Par un mémoire en défense enregistré le 15 novembre 2017, la ministre des armées conclut au rejet de la requête et à ce que la somme de 2 600 euros soit mise à la charge de la société Archimed sur le fondement de l’article L. 761-1 du code de justice administrative.

Elle soutient que :

— les obligations de communication résultant des dispositions du II de l’article 99 du décret du 25 mars 2016 ont été respectées ;

— les informations figurant à l’article IV du règlement de la consultation constituent une simple aide aux candidats pour construire leur mémoire technique et l’article VI expose précisément les critères et sous-critères d’attribution ; si, s’agissant du sous-critère SC2 « présentation de la solution », les deux parties « présentation hors robustesse » et « présentation robustesse » ne figurent pas dans le règlement, cette absence d’information n’est pas susceptible d’avoir exercé une influence sur la présentation des offres dès lors que les deux parties sont affectées d’une note d’égale importance ;

— le sous-critère technique SC2 « présentation de la solution » est régulier ; la demande d’un manuel d’utilisateur est commune dans un marché de ce type et a au demeurant été suffisamment explicitée dans le CCTP ; la société requérante avait la possibilité d’interroger le pouvoir adjudicateur, ce qu’elle n’a pas fait ; les « éléments permettant de juger de la robustesse et de la fiabilité du système » ne sont pas relatifs aux capacités de l’entreprise elle-même mais aux prestations attendues et aux moyens humains et matériels en relation avec le logiciel à développer ; l’ancienneté de la solution déployée n’a pas été prise en compte pour l’appréciation de ce sous-critère ; les éléments relatifs à la « matrice des exigences renseignée » n’ont pas été des éléments d’appréciation du sous-critère SC2 ;

— elle pouvait demander aux candidats une démonstration et en tenir compte dans l’attribution de la note technique ; cette démonstration avait partiellement pour objet de vérifier la crédibilité et la conformité des offres (exigences primordiales des versions 1 et 2, architecture proposée) et cette vérification n’est pas intervenue dans la notation du sous-critère SC5 ; pour cette notation, seuls ont été pris en compte les éléments relatifs à la capacité d’hébergement du produit et à l’ergonomie de la solution ; la société requérante n’a pas pu être lésée puisqu’elle a obtenu la meilleure note ;

— le critère du prix prend en compte, d’une part, l’ensemble des postes et bons de commande, d’autre part, le coût du projet dans le temps, avec deux blocs prépondérants, le premier (scénario A) correspondant au stade du déploiement des deux versions, le second N° 1716842 3 (scénario C) à la maintenance qui, sur la durée de vie du produit, constitue le poste le plus coûteux ; en tout état de cause, la requérante n’a manifestement pas été lésée par la pondération retenue puisqu’elle a proposé le prix le plus élevé pour le scénario A et le moins élevé pour le scénario C.

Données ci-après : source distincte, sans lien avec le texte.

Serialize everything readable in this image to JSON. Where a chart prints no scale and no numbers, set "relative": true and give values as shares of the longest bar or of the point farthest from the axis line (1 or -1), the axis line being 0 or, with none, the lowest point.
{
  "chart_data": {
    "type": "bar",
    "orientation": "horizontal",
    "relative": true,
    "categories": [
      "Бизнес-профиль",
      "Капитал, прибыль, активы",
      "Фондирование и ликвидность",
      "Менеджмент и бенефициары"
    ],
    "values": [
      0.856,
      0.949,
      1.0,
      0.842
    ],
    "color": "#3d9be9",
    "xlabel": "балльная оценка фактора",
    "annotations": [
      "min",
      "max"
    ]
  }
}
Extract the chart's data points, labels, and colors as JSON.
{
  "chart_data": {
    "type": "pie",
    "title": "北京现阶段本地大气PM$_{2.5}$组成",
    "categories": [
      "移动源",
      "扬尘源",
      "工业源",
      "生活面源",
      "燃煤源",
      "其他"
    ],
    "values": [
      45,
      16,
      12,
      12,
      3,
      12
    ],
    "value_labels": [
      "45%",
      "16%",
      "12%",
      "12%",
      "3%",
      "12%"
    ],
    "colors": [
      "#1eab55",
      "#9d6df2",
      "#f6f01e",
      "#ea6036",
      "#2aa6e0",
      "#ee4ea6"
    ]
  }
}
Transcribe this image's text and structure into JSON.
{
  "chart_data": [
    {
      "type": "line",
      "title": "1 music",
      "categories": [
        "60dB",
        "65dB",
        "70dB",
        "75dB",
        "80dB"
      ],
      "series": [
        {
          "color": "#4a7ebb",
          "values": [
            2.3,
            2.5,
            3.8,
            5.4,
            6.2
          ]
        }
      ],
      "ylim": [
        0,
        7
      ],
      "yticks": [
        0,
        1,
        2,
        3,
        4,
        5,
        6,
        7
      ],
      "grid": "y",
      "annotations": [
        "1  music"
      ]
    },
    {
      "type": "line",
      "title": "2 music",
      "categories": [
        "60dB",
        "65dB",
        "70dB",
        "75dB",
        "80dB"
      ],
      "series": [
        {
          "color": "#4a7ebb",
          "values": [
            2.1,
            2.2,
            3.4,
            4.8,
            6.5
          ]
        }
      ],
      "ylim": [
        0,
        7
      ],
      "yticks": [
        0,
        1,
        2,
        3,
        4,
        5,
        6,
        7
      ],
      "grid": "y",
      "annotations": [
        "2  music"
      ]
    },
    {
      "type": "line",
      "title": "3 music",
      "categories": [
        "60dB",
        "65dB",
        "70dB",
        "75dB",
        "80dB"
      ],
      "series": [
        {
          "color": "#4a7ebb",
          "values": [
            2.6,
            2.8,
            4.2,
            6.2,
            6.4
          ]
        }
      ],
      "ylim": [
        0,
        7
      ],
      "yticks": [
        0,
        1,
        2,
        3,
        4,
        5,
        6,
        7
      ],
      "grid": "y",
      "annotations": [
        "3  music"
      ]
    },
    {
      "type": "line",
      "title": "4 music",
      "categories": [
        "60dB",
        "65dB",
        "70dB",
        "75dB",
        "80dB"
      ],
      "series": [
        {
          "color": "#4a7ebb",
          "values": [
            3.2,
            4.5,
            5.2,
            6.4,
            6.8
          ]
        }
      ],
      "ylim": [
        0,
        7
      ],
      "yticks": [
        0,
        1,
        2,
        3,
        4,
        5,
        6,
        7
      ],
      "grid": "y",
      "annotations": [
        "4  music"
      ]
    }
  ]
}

Par un mémoire en défense enregistré le 17 novembre 2017, la société Ausy, société attributaire du marché, conclut au rejet de la requête et à ce que la somme de 7 000 euros soit mise à la charge de la société Archimed sur le fondement de l’article L. 761-1 du code de justice administrative.

Elle soutient que :

— le moyen tiré de la méconnaissance des dispositions du II de l’article 99 du décret du 25 mars 2016 manque en fait ;

— les éléments figurant dans la partie IV du règlement de la consultation, qui ne figurent pas en partie VI, sont de simples éléments d’appréciation ; le pouvoir adjudicateur a donné une simple grille d’appréciation s’apparentant à une méthode de notation et non, comme le prétend la société Archimed, un critère ;

— la requérante ne démontre pas que les éléments d’appréciation du sous-critère technique SC2 « présentation de la solution » ont eu une incidence sur la pondération de l’ensemble des sous-critères ; la mention relative au manuel utilisateur est intelligible à la lecture du CCTP ; les deux évaluations « robustesse » et « hors robustesse », qui devaient nécessairement être traitées, n’ont pas lésé les candidats qui n’auraient pas présenté une offre différente s’ils avaient été avertis de la division de ce sous-critère ;

— la requérante ne peut se prévaloir d’avoir été lésée par la notation du sous-critère SC5 « démonstration », pour lequel elle a obtenu la meilleure note ; ce sous-critère est régulier ;

— les coefficients appliqués dans la méthode d’analyse financière sont cohérents au regard des besoins du marché et l’évaluation financière de chacun des scenarii est régulière ; la société requérante ne saurait se plaindre des coefficients appliqués qui lui ont été favorables.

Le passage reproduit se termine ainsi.